问题
I have a column of content submitted by multiple users, generally pasted into a sheet, from multiple sources. This column has numbers that should always be formatted as text. In fact, no matter how this is done, there are always a few items that never have the indicator in the left corner warning that these are formatted as text (which we want to see in all cases)
Checking the individual cell, it does show as formatted text, but in reality on an import into a datatable, if the indicator is missing, the datatype is imported as a number. Clicking after the number and hitting Enter will change the indicator to text.
How can I do that in VBA? I don't want to visit each cell, click on the end of the content and hit enter.Cutting and paste special in no combination reliably fixes these.
What does excel look at, which gets the format issue right with these text format warning indicators, and yet doesn't seem to get it right when you look at the cell format properties?

Excel 2003 but have had the same issue in later versions too.
回答1:
What worked for me was to check the error indicator, which seemed more reliable than the cell format itself.
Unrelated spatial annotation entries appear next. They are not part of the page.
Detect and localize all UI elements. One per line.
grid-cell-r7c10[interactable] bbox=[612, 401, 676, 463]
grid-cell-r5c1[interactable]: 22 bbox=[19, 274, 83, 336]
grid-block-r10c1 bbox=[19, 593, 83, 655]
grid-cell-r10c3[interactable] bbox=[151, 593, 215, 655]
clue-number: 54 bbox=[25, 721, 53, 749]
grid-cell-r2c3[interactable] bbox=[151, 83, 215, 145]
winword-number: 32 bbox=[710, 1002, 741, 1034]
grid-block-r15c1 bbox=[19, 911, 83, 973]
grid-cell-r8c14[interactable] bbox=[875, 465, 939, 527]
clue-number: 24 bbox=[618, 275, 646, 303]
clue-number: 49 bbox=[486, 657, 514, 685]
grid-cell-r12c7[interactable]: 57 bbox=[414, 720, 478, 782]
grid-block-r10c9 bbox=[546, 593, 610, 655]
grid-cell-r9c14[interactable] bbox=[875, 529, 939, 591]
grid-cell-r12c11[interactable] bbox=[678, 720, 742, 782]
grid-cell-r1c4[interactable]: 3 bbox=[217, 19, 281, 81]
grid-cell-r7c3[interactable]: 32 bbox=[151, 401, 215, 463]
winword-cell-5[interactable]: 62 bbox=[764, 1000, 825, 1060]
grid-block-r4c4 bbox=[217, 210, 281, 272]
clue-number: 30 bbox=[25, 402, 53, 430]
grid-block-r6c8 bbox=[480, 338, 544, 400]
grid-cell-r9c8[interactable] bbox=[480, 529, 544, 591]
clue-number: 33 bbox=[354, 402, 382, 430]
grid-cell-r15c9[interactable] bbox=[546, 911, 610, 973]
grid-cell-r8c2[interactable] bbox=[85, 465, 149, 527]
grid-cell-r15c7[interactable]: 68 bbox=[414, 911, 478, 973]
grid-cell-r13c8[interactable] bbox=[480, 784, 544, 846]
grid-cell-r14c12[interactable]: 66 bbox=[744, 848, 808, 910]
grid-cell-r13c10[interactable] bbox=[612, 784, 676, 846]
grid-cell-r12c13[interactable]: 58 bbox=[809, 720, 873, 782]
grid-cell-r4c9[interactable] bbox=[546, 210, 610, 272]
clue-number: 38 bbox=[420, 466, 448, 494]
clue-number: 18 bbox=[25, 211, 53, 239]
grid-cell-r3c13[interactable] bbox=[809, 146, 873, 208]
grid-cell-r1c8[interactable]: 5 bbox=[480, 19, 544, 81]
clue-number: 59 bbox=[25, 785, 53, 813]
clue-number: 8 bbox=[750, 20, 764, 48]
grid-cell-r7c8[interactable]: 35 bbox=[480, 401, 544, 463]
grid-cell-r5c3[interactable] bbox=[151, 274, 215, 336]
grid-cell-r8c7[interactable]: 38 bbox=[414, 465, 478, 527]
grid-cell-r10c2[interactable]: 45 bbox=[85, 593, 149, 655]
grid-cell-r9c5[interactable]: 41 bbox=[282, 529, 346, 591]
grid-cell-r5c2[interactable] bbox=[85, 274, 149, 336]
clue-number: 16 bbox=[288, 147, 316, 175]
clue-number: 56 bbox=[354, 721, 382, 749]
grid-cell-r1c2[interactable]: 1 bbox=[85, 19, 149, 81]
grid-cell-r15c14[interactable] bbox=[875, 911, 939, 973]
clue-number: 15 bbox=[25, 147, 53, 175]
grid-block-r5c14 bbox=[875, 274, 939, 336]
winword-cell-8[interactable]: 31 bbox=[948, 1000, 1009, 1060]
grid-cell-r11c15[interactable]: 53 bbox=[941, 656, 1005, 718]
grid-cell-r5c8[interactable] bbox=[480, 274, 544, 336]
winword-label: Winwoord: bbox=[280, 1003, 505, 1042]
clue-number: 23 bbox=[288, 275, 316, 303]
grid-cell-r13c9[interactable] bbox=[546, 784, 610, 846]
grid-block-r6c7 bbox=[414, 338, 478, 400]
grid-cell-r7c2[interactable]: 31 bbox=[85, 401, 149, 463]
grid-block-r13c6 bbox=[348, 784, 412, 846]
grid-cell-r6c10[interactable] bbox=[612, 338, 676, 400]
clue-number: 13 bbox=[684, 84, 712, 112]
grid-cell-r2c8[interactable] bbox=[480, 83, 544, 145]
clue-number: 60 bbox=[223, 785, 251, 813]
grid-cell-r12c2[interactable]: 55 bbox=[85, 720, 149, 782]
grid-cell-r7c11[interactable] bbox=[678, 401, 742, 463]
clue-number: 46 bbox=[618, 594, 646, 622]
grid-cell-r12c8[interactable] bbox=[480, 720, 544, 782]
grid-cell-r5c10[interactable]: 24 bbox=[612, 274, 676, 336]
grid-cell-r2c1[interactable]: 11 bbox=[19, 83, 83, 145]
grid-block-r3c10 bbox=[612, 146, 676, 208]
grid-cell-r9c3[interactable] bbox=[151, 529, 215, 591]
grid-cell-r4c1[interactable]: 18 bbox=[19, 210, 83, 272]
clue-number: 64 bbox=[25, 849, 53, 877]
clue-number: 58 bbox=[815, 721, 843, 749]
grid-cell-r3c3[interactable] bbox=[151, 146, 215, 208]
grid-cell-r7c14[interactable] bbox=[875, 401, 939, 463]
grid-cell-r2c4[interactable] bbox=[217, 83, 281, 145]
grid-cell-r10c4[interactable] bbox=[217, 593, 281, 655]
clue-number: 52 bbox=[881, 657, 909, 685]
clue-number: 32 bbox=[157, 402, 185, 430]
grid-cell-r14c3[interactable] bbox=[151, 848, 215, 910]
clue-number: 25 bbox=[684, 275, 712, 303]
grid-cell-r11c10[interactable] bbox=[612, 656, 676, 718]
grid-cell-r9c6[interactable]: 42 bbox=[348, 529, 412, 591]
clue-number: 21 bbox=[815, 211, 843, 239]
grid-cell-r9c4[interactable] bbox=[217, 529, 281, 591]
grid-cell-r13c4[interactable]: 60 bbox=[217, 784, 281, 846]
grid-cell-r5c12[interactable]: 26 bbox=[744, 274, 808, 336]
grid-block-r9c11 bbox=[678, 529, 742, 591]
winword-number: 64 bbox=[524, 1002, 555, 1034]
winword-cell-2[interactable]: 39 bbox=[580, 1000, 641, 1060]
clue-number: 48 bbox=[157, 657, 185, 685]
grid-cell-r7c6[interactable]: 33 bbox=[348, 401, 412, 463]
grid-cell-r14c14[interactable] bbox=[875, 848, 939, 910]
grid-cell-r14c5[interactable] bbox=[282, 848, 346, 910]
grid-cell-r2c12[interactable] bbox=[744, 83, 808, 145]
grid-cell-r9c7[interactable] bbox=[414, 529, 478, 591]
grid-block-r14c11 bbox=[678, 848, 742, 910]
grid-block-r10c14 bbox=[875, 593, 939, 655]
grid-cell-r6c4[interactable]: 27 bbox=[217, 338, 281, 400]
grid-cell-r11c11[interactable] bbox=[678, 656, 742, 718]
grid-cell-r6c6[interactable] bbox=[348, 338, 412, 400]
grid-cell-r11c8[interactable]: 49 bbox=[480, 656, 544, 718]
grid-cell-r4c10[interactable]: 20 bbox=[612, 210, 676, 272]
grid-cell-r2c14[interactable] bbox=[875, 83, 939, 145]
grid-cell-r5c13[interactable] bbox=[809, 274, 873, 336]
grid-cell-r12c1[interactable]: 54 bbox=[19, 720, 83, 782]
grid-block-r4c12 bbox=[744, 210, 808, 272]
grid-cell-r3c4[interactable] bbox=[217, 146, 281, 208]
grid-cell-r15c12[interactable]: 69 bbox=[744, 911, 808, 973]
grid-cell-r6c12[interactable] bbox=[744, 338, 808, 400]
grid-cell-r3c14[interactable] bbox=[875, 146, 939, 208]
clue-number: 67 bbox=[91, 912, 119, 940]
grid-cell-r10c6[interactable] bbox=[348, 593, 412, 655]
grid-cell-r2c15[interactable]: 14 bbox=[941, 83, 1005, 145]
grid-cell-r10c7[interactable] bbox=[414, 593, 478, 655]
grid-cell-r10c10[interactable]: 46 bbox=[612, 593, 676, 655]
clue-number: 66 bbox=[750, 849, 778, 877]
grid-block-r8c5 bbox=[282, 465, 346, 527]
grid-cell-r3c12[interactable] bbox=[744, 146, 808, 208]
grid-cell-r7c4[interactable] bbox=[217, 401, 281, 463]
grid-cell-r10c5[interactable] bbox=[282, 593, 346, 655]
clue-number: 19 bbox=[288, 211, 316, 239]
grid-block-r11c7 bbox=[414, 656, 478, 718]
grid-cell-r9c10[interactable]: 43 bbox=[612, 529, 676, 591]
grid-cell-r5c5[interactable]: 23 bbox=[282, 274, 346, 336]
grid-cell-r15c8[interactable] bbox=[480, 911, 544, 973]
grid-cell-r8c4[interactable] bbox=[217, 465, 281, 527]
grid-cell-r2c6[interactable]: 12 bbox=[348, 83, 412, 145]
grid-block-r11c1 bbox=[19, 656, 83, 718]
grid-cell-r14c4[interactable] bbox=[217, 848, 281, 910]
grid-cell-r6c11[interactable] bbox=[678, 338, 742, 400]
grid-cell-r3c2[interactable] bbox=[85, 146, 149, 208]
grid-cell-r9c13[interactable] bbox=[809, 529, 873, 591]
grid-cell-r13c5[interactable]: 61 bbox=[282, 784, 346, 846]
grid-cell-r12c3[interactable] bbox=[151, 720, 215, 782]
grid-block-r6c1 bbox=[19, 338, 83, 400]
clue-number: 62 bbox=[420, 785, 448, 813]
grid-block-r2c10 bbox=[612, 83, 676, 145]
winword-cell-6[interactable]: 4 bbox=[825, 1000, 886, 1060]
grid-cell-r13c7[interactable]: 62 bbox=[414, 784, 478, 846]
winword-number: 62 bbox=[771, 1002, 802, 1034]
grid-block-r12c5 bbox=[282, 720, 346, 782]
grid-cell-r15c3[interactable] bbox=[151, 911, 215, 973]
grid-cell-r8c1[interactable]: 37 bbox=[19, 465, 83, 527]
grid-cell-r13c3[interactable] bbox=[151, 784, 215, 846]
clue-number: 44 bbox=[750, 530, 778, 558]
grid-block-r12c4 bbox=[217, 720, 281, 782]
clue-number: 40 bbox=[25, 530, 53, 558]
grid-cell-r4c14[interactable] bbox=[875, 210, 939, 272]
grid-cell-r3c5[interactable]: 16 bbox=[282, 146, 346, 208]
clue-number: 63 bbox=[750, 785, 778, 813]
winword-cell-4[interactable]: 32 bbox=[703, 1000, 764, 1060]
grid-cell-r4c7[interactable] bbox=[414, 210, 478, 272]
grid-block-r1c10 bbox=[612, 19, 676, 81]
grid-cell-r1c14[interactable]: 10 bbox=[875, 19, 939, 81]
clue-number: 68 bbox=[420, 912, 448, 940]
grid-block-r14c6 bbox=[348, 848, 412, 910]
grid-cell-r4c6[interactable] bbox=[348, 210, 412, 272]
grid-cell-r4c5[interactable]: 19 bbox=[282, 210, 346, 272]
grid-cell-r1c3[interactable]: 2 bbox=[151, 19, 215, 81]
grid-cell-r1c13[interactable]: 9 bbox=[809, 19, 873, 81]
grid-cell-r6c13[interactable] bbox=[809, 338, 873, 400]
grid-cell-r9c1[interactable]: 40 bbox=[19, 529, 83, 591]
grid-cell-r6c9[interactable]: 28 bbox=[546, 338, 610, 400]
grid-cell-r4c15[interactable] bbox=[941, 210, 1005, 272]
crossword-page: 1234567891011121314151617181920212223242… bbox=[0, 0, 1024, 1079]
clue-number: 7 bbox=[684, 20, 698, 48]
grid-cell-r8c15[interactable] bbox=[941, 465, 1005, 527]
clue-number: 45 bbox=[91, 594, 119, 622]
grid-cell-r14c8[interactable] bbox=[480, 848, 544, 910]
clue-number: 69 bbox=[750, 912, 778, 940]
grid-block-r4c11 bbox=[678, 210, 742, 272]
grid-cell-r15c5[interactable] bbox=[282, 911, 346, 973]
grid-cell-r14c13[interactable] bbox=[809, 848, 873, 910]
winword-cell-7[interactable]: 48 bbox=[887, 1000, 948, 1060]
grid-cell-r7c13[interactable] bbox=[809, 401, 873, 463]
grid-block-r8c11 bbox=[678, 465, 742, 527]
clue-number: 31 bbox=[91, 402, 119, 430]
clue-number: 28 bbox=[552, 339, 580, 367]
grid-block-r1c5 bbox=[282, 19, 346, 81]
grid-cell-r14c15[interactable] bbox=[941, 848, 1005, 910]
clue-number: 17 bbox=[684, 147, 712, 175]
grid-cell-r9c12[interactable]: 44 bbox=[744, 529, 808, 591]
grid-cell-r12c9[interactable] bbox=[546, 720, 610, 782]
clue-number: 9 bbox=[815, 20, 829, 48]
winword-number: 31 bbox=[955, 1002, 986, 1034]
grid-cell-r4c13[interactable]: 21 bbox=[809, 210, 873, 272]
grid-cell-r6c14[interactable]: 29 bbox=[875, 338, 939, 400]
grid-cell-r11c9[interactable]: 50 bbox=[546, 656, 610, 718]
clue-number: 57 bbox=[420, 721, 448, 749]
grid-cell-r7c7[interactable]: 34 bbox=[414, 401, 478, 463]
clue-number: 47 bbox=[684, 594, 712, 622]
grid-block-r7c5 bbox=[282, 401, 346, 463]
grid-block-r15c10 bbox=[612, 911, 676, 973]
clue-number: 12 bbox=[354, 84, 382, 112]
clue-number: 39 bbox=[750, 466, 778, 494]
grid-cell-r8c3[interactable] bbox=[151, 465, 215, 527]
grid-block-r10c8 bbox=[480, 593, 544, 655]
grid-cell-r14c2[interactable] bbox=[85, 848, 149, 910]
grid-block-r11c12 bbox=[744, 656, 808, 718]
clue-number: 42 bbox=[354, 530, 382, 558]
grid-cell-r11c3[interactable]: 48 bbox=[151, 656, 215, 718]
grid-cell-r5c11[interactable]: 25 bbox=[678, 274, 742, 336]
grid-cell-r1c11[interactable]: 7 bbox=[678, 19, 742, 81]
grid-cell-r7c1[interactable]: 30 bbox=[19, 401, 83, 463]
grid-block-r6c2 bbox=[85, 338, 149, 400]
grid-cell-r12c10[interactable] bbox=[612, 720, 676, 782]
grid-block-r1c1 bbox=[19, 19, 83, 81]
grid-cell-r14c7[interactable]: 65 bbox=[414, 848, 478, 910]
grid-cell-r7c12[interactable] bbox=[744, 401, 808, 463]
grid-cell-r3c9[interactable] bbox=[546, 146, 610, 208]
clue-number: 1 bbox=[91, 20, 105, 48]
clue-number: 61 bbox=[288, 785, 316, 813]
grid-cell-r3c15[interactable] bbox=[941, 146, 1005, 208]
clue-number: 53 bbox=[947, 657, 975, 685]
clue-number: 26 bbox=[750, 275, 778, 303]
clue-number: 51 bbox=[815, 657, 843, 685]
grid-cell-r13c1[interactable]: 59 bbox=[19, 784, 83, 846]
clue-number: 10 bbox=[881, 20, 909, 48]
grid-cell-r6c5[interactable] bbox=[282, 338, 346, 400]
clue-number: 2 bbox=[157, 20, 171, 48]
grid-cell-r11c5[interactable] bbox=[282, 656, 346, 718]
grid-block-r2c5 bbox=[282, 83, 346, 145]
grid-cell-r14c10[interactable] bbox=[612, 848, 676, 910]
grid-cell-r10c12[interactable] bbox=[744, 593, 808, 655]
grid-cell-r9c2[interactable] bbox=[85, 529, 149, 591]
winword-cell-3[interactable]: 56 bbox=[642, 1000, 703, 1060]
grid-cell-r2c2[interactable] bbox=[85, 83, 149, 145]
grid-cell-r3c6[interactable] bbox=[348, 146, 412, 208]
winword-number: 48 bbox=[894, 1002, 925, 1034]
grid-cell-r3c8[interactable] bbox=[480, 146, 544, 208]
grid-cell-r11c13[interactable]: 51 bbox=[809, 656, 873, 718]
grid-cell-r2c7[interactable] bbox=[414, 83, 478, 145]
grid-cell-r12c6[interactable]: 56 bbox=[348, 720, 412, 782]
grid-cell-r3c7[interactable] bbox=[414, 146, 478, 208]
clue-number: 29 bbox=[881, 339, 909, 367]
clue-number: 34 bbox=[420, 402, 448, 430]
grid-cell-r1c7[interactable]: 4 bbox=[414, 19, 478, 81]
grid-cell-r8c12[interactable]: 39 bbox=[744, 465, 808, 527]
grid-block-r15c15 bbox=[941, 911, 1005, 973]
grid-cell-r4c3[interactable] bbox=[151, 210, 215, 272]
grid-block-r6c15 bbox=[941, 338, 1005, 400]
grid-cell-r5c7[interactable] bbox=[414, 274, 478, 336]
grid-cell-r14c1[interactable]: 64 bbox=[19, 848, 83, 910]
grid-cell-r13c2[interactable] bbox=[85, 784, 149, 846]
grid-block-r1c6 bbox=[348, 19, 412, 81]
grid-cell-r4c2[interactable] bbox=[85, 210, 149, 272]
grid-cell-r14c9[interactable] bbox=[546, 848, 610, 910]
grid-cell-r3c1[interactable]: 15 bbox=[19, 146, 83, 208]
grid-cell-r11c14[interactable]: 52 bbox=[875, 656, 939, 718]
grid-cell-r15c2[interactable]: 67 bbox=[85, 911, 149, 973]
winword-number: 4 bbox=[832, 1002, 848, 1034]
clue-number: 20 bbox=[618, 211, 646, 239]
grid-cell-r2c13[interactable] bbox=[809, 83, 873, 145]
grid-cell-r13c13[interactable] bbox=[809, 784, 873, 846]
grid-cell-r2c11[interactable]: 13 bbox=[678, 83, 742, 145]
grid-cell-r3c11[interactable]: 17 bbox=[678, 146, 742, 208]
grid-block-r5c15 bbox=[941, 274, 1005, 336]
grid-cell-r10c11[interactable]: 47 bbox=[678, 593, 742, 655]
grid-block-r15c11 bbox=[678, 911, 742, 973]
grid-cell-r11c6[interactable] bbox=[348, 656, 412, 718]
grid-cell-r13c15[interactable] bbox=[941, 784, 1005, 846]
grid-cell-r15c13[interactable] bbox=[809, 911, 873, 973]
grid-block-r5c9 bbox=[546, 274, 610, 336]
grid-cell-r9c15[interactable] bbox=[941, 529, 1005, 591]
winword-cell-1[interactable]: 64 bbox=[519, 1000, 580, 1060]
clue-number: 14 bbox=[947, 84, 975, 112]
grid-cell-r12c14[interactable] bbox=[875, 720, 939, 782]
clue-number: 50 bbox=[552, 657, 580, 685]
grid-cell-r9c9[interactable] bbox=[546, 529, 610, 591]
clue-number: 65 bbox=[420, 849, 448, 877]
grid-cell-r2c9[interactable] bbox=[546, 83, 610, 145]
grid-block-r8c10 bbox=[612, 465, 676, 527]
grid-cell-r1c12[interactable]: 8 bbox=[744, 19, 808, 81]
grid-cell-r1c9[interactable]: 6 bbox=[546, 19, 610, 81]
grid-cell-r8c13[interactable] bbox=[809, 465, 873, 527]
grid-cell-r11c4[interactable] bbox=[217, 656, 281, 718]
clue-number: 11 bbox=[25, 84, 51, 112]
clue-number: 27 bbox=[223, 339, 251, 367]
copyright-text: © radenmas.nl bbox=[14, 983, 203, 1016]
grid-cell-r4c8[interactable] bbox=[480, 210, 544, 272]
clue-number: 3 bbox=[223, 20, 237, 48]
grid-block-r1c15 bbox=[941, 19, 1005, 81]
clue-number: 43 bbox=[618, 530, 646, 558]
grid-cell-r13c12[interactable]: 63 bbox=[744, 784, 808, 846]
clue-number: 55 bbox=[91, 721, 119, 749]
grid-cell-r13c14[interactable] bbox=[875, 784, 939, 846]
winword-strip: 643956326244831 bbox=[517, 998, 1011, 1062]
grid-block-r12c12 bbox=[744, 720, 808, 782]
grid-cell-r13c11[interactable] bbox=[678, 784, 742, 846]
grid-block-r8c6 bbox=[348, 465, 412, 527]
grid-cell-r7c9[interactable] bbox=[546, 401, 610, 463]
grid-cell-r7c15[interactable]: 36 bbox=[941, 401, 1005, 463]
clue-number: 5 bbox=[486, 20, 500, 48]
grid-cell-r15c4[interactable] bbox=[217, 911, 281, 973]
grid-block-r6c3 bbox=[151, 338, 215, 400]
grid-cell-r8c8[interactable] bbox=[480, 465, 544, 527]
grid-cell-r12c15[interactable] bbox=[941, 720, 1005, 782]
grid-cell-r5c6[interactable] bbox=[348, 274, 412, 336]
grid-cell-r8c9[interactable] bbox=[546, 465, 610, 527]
This looks for anything missing the indicator and forces it to be text.
Unless someone knows something further concerning why this should NOT be done, it solves my issue.
Sub check4textformat()
For Each cell In Range("E2:E15000")
If cell.Errors.Item(xlNumberAsText).Value = False Then cell.Formula = cell.Text
Next
End Sub
回答2:
Since your main target is not visiting each cell, I will suggest an easier way than VBA (actually, it's probably the easiest way).
- Select the desired column.
- Go to Data > Text to Columns.
- Select "Delimited" (should be already selected by default) and press "Next".
- Uncheck all delimiters and press "Next" (you can also leave the default state of "Tab" as the only delimiter).
- Under "Column Data Format", select "Text" and click "Finish".
Done. All the numbers in the column should be stored as text now.
回答3:
You really only need to prepend the text indicator character "'" before every number. Assuming that your values are in the first column, in the first 120 rows, you can do it like this:
For i = 1 To 120
Me.Cells(i, 1).Value = "'" & Me.Cells(i, 1).Value
Next i
If the cell already has a text value, the prepending is ignored. When copying (and when obtaining the value in VBA) the "'" is completely ignored as it only indicates the "type" of the cell contents.